Voere
- Company type: Private
- Industry: firearms
- Predecessor: Koma in West Germany
- Founded: 1948 in West Germany
- Headquarters: Kufstein (Tyrol), Austria
- Products: Military rifles, hunting rifles, air pistols
- Website: voere.com

= Voere =

Austrian firearm manufacturing company

Voere is an Austrian firearm manufacturing company best known for its VEC-91 bolt-action rifle using caseless ammunition.

The origins of the company date back to the 1948 establishment of the metal-working company Koma in West Germany. Originally producing bicycle pumps, the company branched out into the production of air pistols in 1950. In 1955, Koma was renamed Voere. The company's name is a combination of the founders' names: Voetter and Restle.
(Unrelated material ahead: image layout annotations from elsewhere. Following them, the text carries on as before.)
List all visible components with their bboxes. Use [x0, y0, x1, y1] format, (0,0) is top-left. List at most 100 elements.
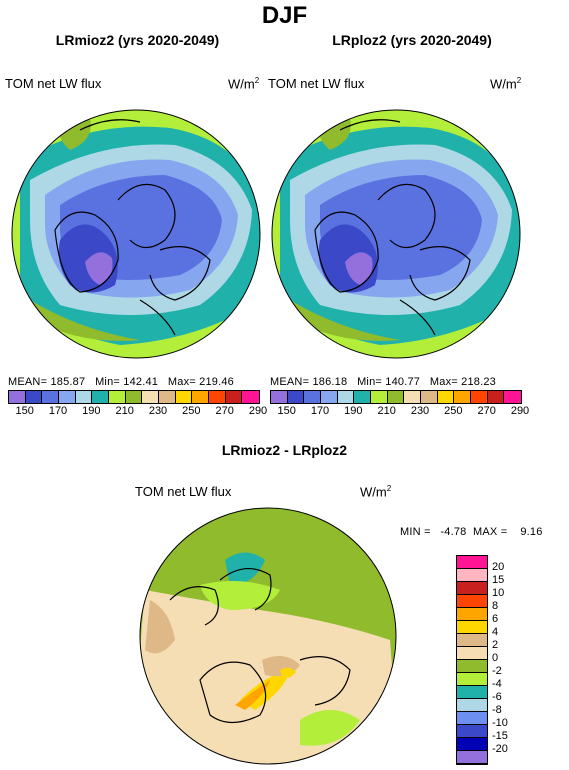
colorbar-swatch [457, 621, 487, 634]
colorbar-swatch [457, 673, 487, 686]
colorbar-swatch [75, 391, 93, 403]
colorbar-tick-label: 170 [310, 405, 330, 417]
colorbar-swatch [457, 556, 487, 569]
colorbar-swatch [457, 725, 487, 738]
diff-units-text: W/m [360, 484, 387, 500]
panel-2-colorbar-labels: 150 170 190 210 230 250 270 290 [270, 405, 529, 419]
panel-2-units-exponent: 2 [516, 76, 522, 85]
colorbar-tick-label: 190 [344, 405, 363, 417]
colorbar-swatch [457, 712, 487, 725]
colorbar-swatch [457, 634, 487, 647]
panel-1-colorbar-labels: 150 170 190 210 230 250 270 290 [8, 405, 267, 419]
colorbar-tick-label: 210 [377, 405, 396, 417]
colorbar-tick-label: -2 [492, 665, 502, 677]
panel-2-variable: TOM net LW flux [268, 76, 365, 91]
colorbar-swatch [487, 391, 505, 403]
colorbar-swatch [457, 699, 487, 712]
colorbar-swatch [108, 391, 126, 403]
colorbar-swatch [454, 391, 471, 403]
colorbar-swatch [192, 391, 209, 403]
colorbar-swatch [337, 391, 355, 403]
colorbar-swatch [271, 391, 288, 403]
colorbar-tick-label: 8 [492, 600, 499, 612]
panel-2-stats: MEAN= 186.18 Min= 140.77 Max= 218.23 [270, 376, 496, 388]
colorbar-tick-label: 170 [48, 405, 68, 417]
colorbar-tick-label: 290 [510, 405, 530, 417]
diff-title: LRmioz2 - LRploz2 [221, 442, 348, 458]
colorbar-swatch [457, 582, 487, 595]
colorbar-swatch [242, 391, 259, 403]
colorbar-tick-label: -15 [492, 730, 508, 742]
colorbar-swatch [457, 595, 487, 608]
colorbar-swatch [287, 391, 305, 403]
colorbar-swatch [42, 391, 59, 403]
colorbar-tick-label: 15 [492, 574, 505, 586]
panel-2-units: W/m2 [490, 76, 521, 91]
colorbar-swatch [142, 391, 159, 403]
colorbar-swatch [387, 391, 405, 403]
panel-2-colorbar [270, 390, 522, 404]
panel-1-units-text: W/m [228, 76, 255, 92]
colorbar-tick-label: 270 [477, 405, 496, 417]
colorbar-tick-label: -4 [492, 678, 502, 690]
colorbar-tick-label: 150 [277, 405, 296, 417]
panel-1-stats: MEAN= 185.87 Min= 142.41 Max= 219.46 [8, 376, 234, 388]
colorbar-swatch [125, 391, 143, 403]
colorbar-swatch [457, 686, 487, 699]
colorbar-swatch [158, 391, 176, 403]
colorbar-tick-label: -8 [492, 704, 502, 716]
panel-1-units: W/m2 [228, 76, 259, 91]
colorbar-tick-label: -20 [492, 743, 508, 755]
colorbar-swatch [457, 647, 487, 660]
colorbar-swatch [470, 391, 488, 403]
colorbar-swatch [304, 391, 321, 403]
colorbar-tick-label: 250 [182, 405, 201, 417]
panel-1-variable: TOM net LW flux [5, 76, 102, 91]
colorbar-swatch [370, 391, 388, 403]
colorbar-tick-label: 290 [248, 405, 268, 417]
diff-variable: TOM net LW flux [135, 484, 232, 499]
colorbar-swatch [457, 660, 487, 673]
colorbar-swatch [320, 391, 338, 403]
colorbar-swatch [92, 391, 109, 403]
colorbar-swatch [25, 391, 43, 403]
colorbar-tick-label: 10 [492, 587, 505, 599]
colorbar-tick-label: 20 [492, 561, 505, 573]
colorbar-swatch [354, 391, 371, 403]
panel-2-units-text: W/m [490, 76, 517, 92]
colorbar-tick-label: 230 [148, 405, 168, 417]
page-title: DJF [261, 2, 308, 29]
colorbar-swatch [457, 751, 487, 764]
colorbar-swatch [225, 391, 243, 403]
colorbar-swatch [404, 391, 421, 403]
colorbar-tick-label: 150 [15, 405, 34, 417]
colorbar-swatch [437, 391, 455, 403]
colorbar-tick-label: 0 [492, 652, 499, 664]
diff-units: W/m2 [360, 484, 391, 499]
colorbar-swatch [208, 391, 226, 403]
colorbar-tick-label: 270 [215, 405, 234, 417]
colorbar-swatch [420, 391, 438, 403]
colorbar-swatch [457, 569, 487, 582]
colorbar-tick-label: 250 [444, 405, 463, 417]
panel-1-units-exponent: 2 [254, 76, 260, 85]
colorbar-swatch [504, 391, 521, 403]
diff-colorbar-labels: 20 15 10 8 6 4 2 0 -2 -4 -6 -8 -10 -15 -20 [492, 555, 532, 763]
colorbar-swatch [457, 738, 487, 751]
colorbar-swatch [457, 608, 487, 621]
diff-units-exponent: 2 [386, 484, 392, 493]
colorbar-tick-label: 190 [82, 405, 101, 417]
diff-minmax: MIN = -4.78 MAX = 9.16 [400, 526, 543, 538]
colorbar-swatch [58, 391, 76, 403]
colorbar-tick-label: 2 [492, 639, 499, 651]
panel-1-colorbar [8, 390, 260, 404]
panel-2-title: LRploz2 (yrs 2020-2049) [332, 32, 492, 48]
panel-1-title: LRmioz2 (yrs 2020-2049) [55, 32, 220, 48]
colorbar-tick-label: 6 [492, 613, 499, 625]
colorbar-tick-label: 210 [115, 405, 134, 417]
colorbar-tick-label: 4 [492, 626, 499, 638]
diff-colorbar [456, 555, 488, 765]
That year, Voere began the production of small-bore rifles.

In 1965, the company relocated to a new factory in Kufstein, Austria. In 1972, licensed production of the American-180 submachine gun began. By 1980, the company began to diversify its production, and included a new line of environmental/horticultural products. In 1989, Voere merged with the trading company Kufsteiner Gerätebau und Handelsges m.b.H and formed Voere-KGH m.b.H. At that time, Voere began work as a precision machining subcontractor for other companies. The VEC-91 caseless rifle was introduced in 1991.